Let’s say you see your boss in the hallway. Don’t mix asking for a promotion into the conversation. It’s not an in-passing topic. “By the way, how about that football game last night? Can I have a raise?” Your boss is going to be caught off guard and no boss likes that. Besides, your career is not watercooler talk, so don’t treat it that way. Instead, use these impromptu meetings as a chance to influence them without them knowing. 

Right: Plant the Idea

Use those casual conversations to let your boss know that you’re willing and able to take on more responsibility. Talk about what you’re working on or any efficiencies that you’ve created. Keep it conversational, but professional. Also, let your boss know that you see the organization as a long-term investment and you’re looking to advance. Be subtle. Mention ways you could help out on projects without trying to take over. Any time there’s an opportunity to volunteer, raise your hand. Surround yourself with people who are doing what you would like to do.

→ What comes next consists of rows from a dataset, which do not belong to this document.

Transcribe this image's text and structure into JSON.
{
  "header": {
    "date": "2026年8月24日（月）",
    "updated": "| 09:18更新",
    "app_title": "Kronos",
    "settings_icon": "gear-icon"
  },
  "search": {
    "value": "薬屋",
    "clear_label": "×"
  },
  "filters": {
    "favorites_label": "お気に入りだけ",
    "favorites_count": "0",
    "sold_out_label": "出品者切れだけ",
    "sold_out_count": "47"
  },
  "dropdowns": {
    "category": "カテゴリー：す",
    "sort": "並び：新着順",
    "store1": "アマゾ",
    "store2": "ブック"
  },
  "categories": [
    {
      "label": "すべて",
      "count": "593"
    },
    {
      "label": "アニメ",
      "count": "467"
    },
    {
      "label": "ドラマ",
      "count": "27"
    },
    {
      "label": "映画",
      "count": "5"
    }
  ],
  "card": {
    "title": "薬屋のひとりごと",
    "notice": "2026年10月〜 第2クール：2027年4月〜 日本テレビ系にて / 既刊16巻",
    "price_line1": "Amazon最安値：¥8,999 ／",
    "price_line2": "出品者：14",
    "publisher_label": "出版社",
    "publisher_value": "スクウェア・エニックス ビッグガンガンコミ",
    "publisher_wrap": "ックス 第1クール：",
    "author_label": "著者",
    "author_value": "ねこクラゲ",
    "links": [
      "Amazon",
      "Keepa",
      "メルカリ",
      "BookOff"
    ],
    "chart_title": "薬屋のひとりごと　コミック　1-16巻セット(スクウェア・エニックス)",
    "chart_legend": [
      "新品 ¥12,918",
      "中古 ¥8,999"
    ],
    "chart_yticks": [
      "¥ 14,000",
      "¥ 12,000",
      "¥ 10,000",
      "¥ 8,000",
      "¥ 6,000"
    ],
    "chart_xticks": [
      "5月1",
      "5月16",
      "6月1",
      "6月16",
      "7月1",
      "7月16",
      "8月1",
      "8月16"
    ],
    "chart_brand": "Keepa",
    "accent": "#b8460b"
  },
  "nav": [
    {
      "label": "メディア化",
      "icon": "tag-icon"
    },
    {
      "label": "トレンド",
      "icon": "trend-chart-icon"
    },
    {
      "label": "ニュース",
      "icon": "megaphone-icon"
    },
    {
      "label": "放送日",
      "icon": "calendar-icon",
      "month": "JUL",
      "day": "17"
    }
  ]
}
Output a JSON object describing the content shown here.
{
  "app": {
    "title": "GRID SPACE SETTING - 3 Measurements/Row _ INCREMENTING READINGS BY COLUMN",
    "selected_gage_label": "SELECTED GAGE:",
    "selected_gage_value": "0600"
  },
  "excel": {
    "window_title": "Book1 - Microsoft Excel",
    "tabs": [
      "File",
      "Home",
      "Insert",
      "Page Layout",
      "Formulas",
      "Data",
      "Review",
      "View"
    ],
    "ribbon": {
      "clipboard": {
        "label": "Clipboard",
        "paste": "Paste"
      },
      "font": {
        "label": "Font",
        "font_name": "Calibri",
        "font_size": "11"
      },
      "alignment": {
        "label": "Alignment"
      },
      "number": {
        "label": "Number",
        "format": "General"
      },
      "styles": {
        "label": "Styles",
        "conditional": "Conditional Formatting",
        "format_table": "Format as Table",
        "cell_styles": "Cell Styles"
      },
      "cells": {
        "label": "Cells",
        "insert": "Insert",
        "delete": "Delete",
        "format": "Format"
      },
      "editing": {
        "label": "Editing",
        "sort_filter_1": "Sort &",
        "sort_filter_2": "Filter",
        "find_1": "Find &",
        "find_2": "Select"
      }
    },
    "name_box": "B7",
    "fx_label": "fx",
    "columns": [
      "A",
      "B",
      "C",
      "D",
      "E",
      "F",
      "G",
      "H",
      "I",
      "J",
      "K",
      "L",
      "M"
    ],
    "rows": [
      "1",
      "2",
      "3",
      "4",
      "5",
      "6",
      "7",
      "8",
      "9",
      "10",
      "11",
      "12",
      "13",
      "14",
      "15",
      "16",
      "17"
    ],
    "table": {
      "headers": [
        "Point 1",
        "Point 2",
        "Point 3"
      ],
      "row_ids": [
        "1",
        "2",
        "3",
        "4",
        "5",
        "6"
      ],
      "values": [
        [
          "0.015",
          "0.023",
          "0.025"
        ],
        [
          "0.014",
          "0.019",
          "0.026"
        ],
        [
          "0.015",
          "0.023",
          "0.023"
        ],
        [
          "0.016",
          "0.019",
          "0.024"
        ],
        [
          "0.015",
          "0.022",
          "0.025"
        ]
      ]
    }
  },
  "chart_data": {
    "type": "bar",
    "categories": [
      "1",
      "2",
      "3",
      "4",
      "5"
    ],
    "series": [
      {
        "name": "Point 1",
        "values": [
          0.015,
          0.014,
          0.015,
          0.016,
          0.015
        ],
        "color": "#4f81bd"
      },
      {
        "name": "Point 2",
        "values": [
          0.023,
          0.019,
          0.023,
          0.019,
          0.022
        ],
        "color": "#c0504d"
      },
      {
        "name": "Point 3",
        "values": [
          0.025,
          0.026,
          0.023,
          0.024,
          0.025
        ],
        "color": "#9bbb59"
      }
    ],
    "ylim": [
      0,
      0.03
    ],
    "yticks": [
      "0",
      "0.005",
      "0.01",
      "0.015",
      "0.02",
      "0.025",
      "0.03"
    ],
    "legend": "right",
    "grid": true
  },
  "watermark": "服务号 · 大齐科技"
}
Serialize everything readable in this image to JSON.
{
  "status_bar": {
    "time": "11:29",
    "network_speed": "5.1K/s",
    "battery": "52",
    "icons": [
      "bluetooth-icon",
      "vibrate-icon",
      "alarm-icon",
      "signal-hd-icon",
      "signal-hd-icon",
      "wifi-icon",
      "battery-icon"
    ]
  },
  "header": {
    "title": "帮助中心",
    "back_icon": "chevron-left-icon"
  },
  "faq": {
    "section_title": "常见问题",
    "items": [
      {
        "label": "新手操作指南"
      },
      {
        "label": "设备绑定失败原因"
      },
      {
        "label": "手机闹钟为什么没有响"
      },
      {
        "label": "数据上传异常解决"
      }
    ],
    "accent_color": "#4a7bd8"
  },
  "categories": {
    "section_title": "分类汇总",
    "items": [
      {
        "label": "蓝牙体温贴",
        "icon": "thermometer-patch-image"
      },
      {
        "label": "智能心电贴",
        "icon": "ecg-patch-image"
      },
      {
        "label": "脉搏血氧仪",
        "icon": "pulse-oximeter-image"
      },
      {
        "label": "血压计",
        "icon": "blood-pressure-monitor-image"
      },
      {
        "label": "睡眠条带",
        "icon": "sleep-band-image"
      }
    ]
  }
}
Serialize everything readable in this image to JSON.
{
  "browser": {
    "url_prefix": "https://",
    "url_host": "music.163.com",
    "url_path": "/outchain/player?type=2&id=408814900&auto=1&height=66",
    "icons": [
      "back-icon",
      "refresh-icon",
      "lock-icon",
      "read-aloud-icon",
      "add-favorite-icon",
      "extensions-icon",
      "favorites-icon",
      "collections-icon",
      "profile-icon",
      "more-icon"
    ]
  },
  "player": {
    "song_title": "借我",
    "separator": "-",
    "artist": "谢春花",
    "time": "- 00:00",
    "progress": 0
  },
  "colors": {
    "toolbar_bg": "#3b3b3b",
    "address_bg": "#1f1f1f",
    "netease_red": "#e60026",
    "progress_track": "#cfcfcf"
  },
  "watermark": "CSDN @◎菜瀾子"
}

Wrong: Being Passive-Aggressive

So it seems like everyone else has more power and money than you do. That jerk on your team just got promoted to the job you wanted. Now is not the time to go all passive-aggressive. Acknowledge your frustration and move on. It could be tempting to take it out on your co-workers or boss. Stay focused; you have your own promotion to get. No one wants to promote a negative Nancy.

Right: Stay Positive

Hold your head up and present your accomplishments in the best possible light every chance you get. Be optimistic about advancement in the company and grow up. Promotions are not just based on skill or talent. Success in the workplace also depends on your personality. Do you get along with people and stay away from drama? Do you gossip and people know it? It’s time to be the cheerleader and be the person people go to for help. People don’t want to reward people they don’t like.

Wrong: You Have No Evidence

Chances are 99.9 percent of the people you work with want to get a promotion and 100 percent of those think they deserve one. But you have to have evidence that makes financial sense to the company. “Because I’m broke” is never a good reason to promote someone. Whether you like it or not, you have to think of how to ask for a promotion as a little kid asking for a raise in allowance. If you go into the meeting appearing as that kid with your hand out and no numbers, you look foolish. Not only does this say “I didn’t think researching my worth was worth my time,” it says “I am full of myself.”

Right: You Have Data

Raises and promotions become more possible when you present solid metrics and outcomes. This would include money you’ve made the company, money you saved the company, increases in efficiency, decreases in costs, and anything that has to do with money or people. Not only do you have to have statistics, but you also have to state how it helped the company. Even if you have little data, you at least put the effort out there.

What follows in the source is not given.